What on earth have we been up to these last two weeks, I can hear you thinking. Man Ling Hung hotel Too much to post all at once, that’s for sure. We spent a few days in Hong Kong and got used to the nagging massage pushers and watch salesmen (“Hello madam, watches, handbags, you wanna know how much for a nice suit?”), enjoyed the western-like cleanliness and efficiency and warmed up for China when it came to the food.

China was again a big switch in culture, it was nothing like India, but nothing like Hong Kong either. We got on a train from Hung Hom station in Hong Kong and got out in Zhoaqing, west of Guangzhou, in the south of China. From the train we saw limestone rocks, flooded fields, duck farms, large halls full of pigs, people working on the country with those straw hats you think are so Chinese, large yellow rapeseed fields and dirty, grimy industrial towns such as Shenzen (10 million people) and Guanzhou (3,3 million).

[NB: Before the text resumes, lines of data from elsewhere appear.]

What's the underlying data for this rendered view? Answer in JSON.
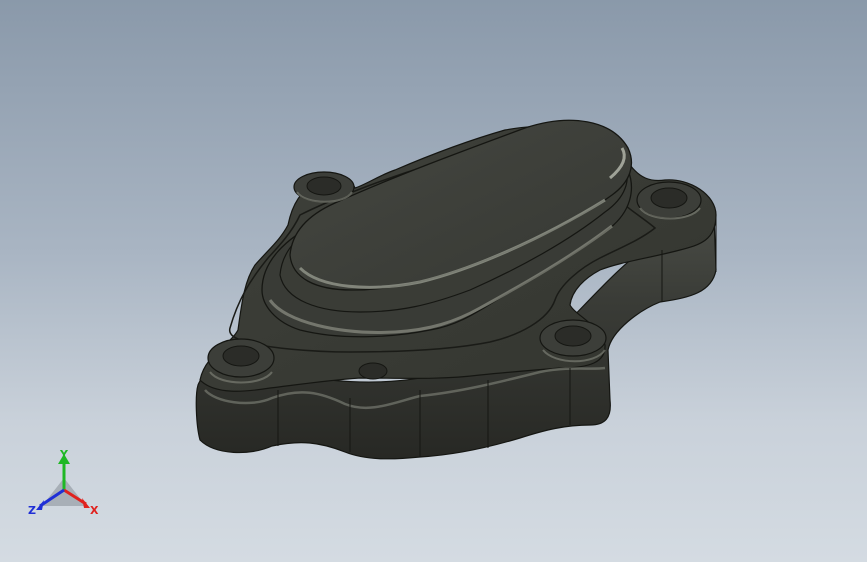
{
  "viewport": {
    "model": "cover-plate-part",
    "display_mode": "shaded-with-edges",
    "colors": {
      "background_top": "#8a99aa",
      "background_bottom": "#d4dbe2",
      "body": "#3b3d38",
      "body_light": "#5c5f57",
      "edge": "#151612"
    }
  },
  "triad": {
    "x_label": "X",
    "y_label": "Y",
    "z_label": "Z",
    "x_color": "#e0221e",
    "y_color": "#1fb825",
    "z_color": "#1f2fd6"
  }
}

Temple ornaments Zhaoqing was much nicer, quiet because the tourist season hadn’t started, but big enough to have a wangba, an internet cafe that is a large hall filled with rows of chinese boys and girls playing mmorpg’s and dancing games at inhumane speeds. The big attraction of Zhaoqing was Dingu Shan (Dingu mountain), a beautiful nature reserve with some peaks and temples. We walked through the park in tropical circumstances which were only right for our exotic experience of the whole thing.

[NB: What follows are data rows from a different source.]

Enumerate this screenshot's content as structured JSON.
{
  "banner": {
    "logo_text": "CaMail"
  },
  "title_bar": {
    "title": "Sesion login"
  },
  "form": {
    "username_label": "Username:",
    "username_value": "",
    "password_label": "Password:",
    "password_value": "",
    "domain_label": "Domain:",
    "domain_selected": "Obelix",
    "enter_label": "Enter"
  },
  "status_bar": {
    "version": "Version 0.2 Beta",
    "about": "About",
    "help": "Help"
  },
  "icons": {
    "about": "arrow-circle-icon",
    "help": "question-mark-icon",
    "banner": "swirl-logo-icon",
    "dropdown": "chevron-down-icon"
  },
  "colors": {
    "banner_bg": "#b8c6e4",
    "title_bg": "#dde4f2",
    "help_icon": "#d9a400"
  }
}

Waterfalls on Dingu Mountain

I also visited the local hospital to get some new ice-cream flavoured tonic, because I ran out of the one I got in India. The real reason was quite trivial, but the nurse and doctor seemed to think that it was hilarious. They couldn’t stop giggling and poking each other when either one tried to speak English with me. Eventually they gave me 5 different kinds of pills and shots, so I was confident that I would get well soon. And this was only intensified when the nurse told me in het best English: “We want people to be well.”

Smiling driver in Shibi
Almost every person we met so far in China has been unbelievably friendly, even people trying to sell you stuff don’t block your way and are no way near as pushy as the Indians. It’s a big relief. At first we were a little hestitant to let everyone who offered it help us, but we soon found out that they were all genuine and we have gotten al lot of useful help already.

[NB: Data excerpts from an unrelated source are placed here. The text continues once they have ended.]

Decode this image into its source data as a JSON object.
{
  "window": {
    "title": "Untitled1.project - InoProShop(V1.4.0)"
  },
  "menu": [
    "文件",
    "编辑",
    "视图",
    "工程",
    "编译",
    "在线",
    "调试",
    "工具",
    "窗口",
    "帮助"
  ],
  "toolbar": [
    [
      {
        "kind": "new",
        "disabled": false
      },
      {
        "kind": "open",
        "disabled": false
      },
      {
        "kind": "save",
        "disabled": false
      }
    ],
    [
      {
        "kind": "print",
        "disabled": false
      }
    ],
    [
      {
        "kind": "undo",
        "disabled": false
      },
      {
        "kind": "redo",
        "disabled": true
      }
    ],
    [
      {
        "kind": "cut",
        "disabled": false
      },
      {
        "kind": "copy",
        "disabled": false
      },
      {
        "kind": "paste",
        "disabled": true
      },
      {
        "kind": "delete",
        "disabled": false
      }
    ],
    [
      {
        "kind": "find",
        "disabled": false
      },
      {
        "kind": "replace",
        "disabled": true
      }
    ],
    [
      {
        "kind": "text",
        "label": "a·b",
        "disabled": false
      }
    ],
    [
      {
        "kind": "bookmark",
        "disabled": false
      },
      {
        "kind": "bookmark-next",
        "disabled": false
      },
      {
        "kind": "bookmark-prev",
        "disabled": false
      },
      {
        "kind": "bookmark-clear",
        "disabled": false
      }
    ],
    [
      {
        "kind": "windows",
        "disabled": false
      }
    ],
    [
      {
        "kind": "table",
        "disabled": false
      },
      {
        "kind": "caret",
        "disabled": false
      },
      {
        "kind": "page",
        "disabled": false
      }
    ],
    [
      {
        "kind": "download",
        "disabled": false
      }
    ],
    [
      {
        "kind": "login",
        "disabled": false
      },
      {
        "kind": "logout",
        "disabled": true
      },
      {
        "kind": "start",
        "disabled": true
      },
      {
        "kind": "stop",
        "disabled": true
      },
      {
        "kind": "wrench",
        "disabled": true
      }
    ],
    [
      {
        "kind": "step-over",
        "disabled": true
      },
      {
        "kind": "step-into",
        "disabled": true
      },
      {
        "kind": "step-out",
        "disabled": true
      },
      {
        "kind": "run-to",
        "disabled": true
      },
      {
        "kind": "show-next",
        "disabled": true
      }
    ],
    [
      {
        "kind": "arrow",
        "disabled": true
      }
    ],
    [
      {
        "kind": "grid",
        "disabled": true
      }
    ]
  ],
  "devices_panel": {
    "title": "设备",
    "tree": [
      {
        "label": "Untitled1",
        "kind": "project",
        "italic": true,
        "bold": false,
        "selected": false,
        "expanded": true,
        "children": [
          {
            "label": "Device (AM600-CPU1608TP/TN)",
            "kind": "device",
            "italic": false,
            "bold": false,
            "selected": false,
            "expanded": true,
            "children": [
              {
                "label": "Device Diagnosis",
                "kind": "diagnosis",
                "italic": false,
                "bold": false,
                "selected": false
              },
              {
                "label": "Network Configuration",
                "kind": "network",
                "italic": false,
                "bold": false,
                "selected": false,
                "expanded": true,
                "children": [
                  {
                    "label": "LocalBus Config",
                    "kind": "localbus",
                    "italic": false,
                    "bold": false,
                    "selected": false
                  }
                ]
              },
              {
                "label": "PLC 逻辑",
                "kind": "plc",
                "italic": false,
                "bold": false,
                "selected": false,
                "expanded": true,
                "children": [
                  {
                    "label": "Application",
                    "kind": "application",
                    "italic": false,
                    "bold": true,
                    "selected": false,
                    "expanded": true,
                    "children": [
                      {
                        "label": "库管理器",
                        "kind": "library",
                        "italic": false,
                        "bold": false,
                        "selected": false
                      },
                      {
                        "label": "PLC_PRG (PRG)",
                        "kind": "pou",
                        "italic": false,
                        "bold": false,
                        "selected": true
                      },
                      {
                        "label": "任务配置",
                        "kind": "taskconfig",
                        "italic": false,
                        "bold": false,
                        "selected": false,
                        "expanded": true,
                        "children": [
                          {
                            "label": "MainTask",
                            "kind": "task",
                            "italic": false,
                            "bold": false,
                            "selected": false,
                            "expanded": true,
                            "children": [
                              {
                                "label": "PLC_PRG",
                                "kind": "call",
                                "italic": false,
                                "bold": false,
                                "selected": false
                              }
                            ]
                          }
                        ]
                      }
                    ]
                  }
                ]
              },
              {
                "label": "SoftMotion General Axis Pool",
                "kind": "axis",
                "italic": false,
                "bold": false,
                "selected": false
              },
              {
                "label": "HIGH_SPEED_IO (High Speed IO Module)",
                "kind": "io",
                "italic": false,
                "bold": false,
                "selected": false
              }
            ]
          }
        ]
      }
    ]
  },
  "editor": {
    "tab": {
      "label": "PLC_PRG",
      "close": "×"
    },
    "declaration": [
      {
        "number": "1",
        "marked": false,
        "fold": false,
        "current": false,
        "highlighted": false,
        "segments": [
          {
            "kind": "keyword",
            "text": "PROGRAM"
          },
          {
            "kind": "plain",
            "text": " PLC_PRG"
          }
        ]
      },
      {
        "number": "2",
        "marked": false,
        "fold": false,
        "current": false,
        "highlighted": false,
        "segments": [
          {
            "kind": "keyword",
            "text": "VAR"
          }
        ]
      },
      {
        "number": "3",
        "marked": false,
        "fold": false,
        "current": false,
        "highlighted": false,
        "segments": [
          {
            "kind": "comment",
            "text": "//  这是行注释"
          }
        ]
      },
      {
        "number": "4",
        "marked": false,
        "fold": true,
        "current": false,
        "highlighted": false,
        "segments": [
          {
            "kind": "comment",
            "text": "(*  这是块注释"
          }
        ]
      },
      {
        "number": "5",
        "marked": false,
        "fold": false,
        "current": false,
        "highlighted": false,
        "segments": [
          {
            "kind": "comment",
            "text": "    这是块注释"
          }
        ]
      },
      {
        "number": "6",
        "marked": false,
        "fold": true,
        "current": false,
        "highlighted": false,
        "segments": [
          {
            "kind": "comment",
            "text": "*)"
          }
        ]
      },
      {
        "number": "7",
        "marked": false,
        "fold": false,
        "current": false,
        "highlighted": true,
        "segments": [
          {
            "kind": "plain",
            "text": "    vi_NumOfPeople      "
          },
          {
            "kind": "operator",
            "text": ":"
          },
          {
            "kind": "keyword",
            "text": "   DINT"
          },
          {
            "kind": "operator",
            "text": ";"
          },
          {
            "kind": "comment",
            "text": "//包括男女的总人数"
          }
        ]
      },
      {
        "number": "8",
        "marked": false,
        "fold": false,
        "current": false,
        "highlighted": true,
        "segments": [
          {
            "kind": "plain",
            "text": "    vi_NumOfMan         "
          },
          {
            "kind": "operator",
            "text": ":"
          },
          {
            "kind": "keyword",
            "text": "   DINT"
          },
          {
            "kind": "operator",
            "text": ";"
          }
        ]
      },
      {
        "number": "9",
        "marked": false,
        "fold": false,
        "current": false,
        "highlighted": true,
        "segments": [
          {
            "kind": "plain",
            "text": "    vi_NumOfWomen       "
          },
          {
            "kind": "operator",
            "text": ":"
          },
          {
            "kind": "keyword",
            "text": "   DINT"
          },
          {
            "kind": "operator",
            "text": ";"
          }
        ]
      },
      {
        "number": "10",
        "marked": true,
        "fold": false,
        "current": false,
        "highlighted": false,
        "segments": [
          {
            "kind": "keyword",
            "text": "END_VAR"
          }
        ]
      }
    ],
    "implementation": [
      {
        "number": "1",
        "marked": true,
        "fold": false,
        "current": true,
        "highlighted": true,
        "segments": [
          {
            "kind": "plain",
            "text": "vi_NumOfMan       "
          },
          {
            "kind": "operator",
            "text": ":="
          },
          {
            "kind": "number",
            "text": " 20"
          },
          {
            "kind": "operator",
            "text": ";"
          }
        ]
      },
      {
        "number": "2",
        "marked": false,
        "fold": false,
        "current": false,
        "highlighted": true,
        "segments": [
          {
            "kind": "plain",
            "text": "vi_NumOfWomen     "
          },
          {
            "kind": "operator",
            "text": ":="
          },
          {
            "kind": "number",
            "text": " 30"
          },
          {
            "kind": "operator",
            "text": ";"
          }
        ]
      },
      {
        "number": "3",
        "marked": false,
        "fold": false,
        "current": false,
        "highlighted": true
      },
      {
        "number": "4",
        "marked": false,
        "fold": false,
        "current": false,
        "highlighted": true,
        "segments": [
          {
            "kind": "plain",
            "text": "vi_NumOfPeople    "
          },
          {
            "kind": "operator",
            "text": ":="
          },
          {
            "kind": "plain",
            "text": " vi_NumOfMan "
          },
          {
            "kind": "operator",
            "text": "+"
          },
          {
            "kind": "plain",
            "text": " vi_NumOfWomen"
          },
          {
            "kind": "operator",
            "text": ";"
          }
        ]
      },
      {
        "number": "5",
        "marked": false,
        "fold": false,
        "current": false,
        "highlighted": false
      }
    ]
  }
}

This is turning into a chunky post pretty quickly, I suppose I better save something for later. Don’t worry, this isn’t even a quarter of what I have to talk about. Todays hottest news is that even here, in Huang Shan, I was lucky enough to run into a yarn shop and get myself the materials for a new ambitious project, I can imagine how happy you must be for me.

Roof ornament

Saturday, March 29th, 2008


Maybe this still works? Can i update my blog via flickr when my own site doesn’t work from the internet cafes in China?
Anyway, we are in Huang Shan and its really beautiful here, once again. I love the old Huizhou style buildings and the Chinese people and W mostly loves the food. We are going to climb china’s most famous mountain in a few days and after that we’ll be heading for Beijing…
Lets try to post this now and see what happens.

Change

Saturday, March 15th, 2008

Looking on Mirador Mansion

Not only our currency, but also our surroundings have changed dramatically since yesterday. We our now in Tsim Sha Tsui, Hong Kong and the total opposition with India is complete.

Lock Road Hong Kong

Everything went quite well travelwise, I expected a major strike and cancelled flights at the Delhi airport, but the only bummer were the hour-long queues, so that was actually not so bad. We are literally looking our eyes out of our heads here, with all the skyscrapers and the cleanliness and the…well just the order of things!
The pictures our worth a lot more than words in this case, so here is the preview, and check out all of them on my little corner in flickr.

Hong Kong Central

Skyscrapers, real ones!

W and Bloemenjansje in the peak tram

Me and W. on the peak tram, going up to Victoria Peak, of course another queue, but very much worth the time and money!

I’m very tired now, on the end of our first day, but so glad we are here.